Notes by TŌN violinist Grace Choi
Born into a family of nobility, Nikolai Rimsky-Korsakov proved a bright child growing up in the small town of Tikhvin, about a hundred miles east of St. Petersburg. Although his parents were not music intellectuals, his infant ears would often catch them humming and tinkering opera melodies on the family keyboard. Piano lessons were consistently sporadic and Rimsky’s brilliant memory left him often playing tunes by ear. His serious attention towards music did not begin until his teenage years when he first attended the Russian Opera—fortuitously during the acme of Italian opera.
Rimsky became one of the “Mighty Handful,” a power team of composers which included Balakirev, Borordin, Cui, and Mussorgsky. Also known as the “Russian Five,” they were the embodiment of Russian nationalism in the 19th century, constantly striving to find the Russian classical voice.
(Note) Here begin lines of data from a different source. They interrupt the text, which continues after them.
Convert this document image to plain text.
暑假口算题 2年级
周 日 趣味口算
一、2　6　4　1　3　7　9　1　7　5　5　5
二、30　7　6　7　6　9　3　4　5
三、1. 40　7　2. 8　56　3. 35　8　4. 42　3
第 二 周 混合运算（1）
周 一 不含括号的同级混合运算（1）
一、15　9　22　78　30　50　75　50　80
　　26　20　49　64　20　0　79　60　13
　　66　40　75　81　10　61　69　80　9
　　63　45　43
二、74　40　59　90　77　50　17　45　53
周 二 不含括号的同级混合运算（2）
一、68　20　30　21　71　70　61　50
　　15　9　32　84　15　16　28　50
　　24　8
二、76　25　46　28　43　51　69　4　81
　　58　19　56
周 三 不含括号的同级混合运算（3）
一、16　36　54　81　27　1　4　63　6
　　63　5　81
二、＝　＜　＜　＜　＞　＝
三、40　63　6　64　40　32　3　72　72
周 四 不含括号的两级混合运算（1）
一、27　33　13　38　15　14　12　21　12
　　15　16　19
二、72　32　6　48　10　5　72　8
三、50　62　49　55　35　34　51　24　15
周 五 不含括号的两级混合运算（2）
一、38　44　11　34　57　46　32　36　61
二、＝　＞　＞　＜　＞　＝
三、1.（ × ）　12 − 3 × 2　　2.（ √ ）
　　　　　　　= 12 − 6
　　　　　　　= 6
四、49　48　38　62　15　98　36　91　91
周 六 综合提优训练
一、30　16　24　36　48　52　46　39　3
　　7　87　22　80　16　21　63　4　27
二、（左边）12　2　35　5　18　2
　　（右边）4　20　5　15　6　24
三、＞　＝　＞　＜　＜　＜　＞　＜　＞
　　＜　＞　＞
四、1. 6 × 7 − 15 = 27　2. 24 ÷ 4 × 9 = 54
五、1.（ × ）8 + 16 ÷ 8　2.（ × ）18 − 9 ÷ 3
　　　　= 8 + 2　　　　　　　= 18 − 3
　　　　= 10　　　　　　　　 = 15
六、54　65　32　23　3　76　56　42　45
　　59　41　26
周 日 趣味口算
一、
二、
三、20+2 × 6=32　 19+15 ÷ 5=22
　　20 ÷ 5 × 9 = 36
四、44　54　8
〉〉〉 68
Rimsky’s Scheherazade is based on The Arabian Nights, an anthology of 1,001 stories ostensibly narrated by the wise woman, Scheherazade, who is on a mission to save all of the virgins of Persia from imminent doom. The grand Sultan Shakhriar has been permanently injured upon discovery of his beloved wife’s infidelity. In acrimony toward all women, the Sultan marries a virgin every day and executes her the next morning. Scheherazade is determined to end the gruesome cycle and marries the Sultan with a shrewd agenda: she tells him a gripping fable each night but never reaches the conclusion, leaving Shakhriar deathly curious to keep her alive until she reveals it the next morning. Although Rimsky used the tale of The Arabian Nights, he merely wished to coax the listener’s imagination into a fantasy wonderland: “ . . . to direct but slightly the hearer’s fancy on the path which my own fancy had travelled, and to leave more minute and particular conceptions to the will and mood of each.”
The opening is an explicit leitmotif, indicating our two characters, the Sultan and Scheherazade. This is the chief amalgamating detail which presides throughout the work. The strings double the low brass section and woodwinds to delineate the Sultan’s draconian imperial command, which is seductively answered by Scheherazade, as portrayed on the solo violin. Even up until the finale, Rimsky illustrates the enchanting sequence of tales; Scheherazade takes the final word with the reminiscent motif.